Unicycle Master's Degree in Engineering Thesis

What Erik said.

A CVT-geared hub

Please design a seat that is comfortable, if that isn’t possible, design a seat that doesn’t hurt.

That one gets my vote, too. I actually have an idea how that could be done!

A suspension that absorbs impact at the wheel, not the seat. Plus everything above!

What about a comparison of these type of technologies (Lauf, LoopWheels, SoftWheel) alongside regular wheels (3" and 4" tires)? I’ve been trying to do this informally with peg unicycles but it’d be nice to see a scientific approach and what the methodology would be. You might incorporate a self-balancing algorithm in testing since it’s difficult to build pedal wheels with these technologies.

Or abandon all of this, come to PowerKiteForum and help me design a better buggy, preferably one with a rollover bar given my recent trifecta of those.

A colleague sent me this the other day…

Using Evolutionary Multiobjective Optimization Algorithms to Evolve Lacing Patterns for Bicycle Wheels

Quite interesting.


When muni riding, if you hit a rock you didn’t see it can stop your wheel with a high chance of UPD type 2 (what I call the one where parts of your body other than the soles of your feet absorb some of the impact of your descent from the unicycle to the earth), but at least a UPD type 1 (where you run out and feel like a pro).
My subjective impression is that when most of your weight is on the seat you are riding a vehicle without suspension so the wheel can’t rise up over the rock. That makes a UPD more likely.
If you see the rock coming, of course you hop at least a bit and that is like “active suspension” as I understand it. But I think if you only lift off the seat without hopping at all, that allows the wheel to rise over a rock better, even though your weight is on it through the pedals. Your legs must flex to work like suspension if that is what happens. Lifting off the seat allows you to ride over bumpy ground which is evidence for the above. Of course, when you know the rock is coming, if you just unweight the seat, you also push harder to rush the tyre over the rock.
My proposed question is this: Does some spring in the seat post allow you to ride over a rock better without lifting out of the seat? Further: if so, does it increase your chances of making it over a rock with no preparation because you didn’t see it?
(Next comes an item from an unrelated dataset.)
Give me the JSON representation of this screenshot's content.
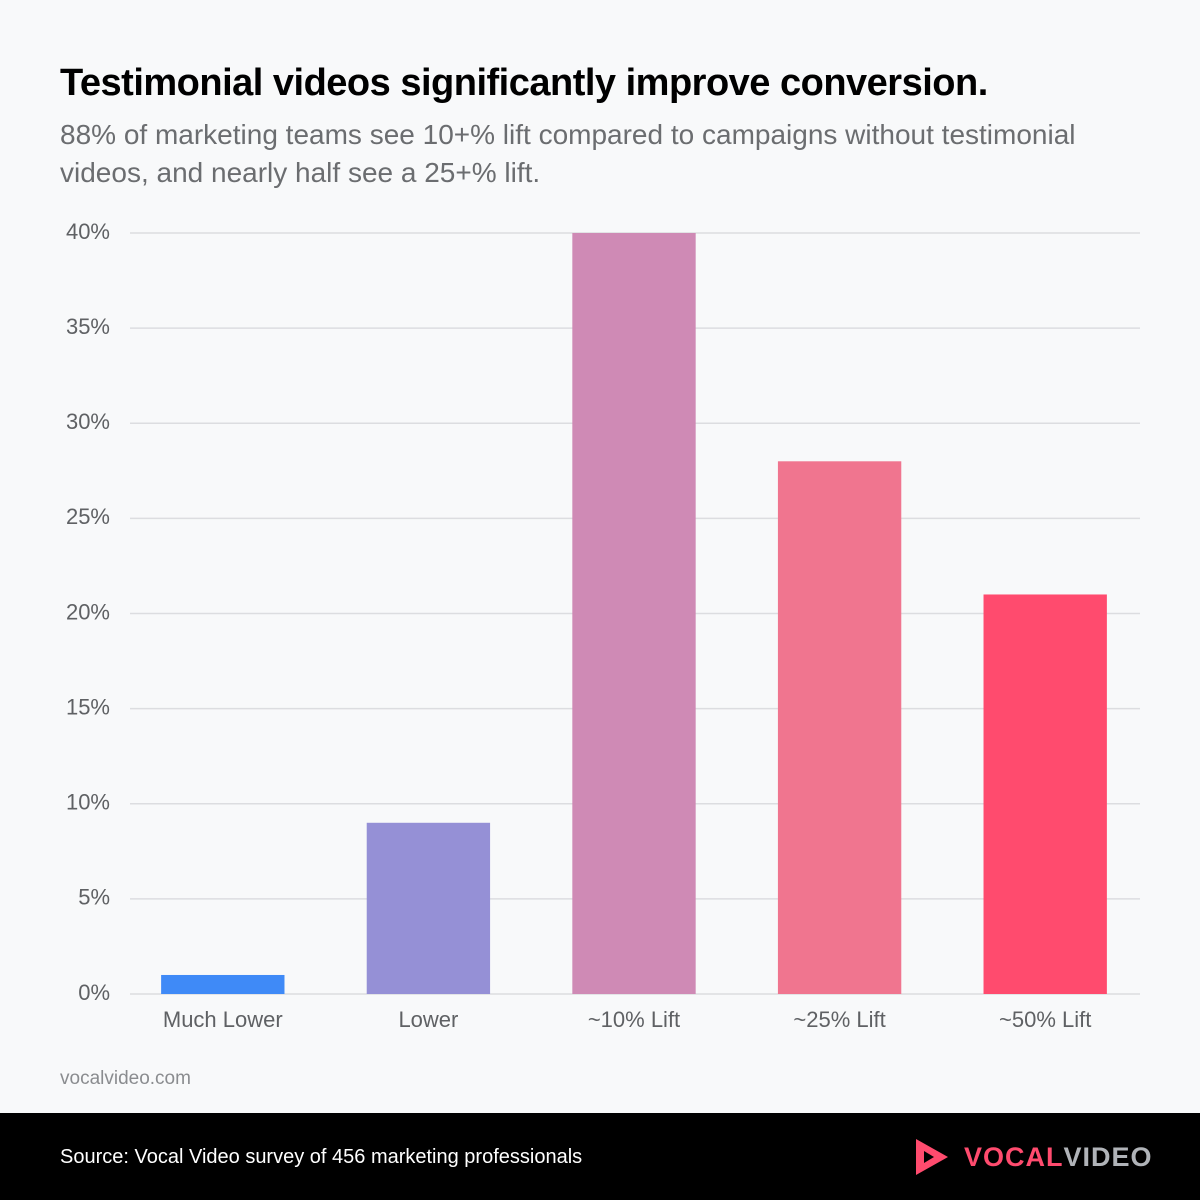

Once again, thanks everyone for the ideas. I have quite a few areas to look into. Probably the harder part will be deciding what I want to do and how to do it…

If you’ve got more ideas, don’t hesitate to add to the others.

I’ve always wondered why we use ball bearings instead of taper roller bearings.

Based on my experience with suspension posts (and air seats), maybe a little, and maybe.

I’ve used various suspension posts over the years, but there is a limit to what a suspended post will do for you. It absorbs shocks to your butt/crotch, but doesn’t help on what’s happening to the wheel and your feet. I remember one time riding on the Downieville trail, where I hit a rock I didn’t see while the pedals were near vertical. The wheel came up, the frame came up, the suspension went down (all at once), and then, because I hadn’t prepared my body for this bump, the post bounced back up, lifting me right off the seat and into a weird UPD.

So you still have to pay attention. Also you must consider what’s happening to your seat height. Adjust the height so that it’s optimum with your weight on the seat, and it will be a little higher when you’re riding uphill, through technical stuff, etc. Got to allow for those variations. If you have it set too high, you get bounced off the seat like above. Too low, and it’s just hard on your knees (like riding long distances on a Trials or Street uni).

In the end, I think the best use of suspension on unicycles might be a short-travel design for Road riding. In that style of riding your weight is on the seat the vast majority of the time, and if it works right, it will take the edge off of the irregularities in your road surface.

That’s an easy one: taper roller bearings need axial preload. The legs of the unicycle frame are not stiff enougt so be abele to build enough counterforce to this axial preload. It won’t be possible to adjust a defined preload and preload will change all the time as the frame flexes.
In a bike hub it’s easy: the inner rings sit on the axle and the outer rings sit in the hub. So its easy to apply a defined axial preload with nuts on the axle pressing against the inner rings.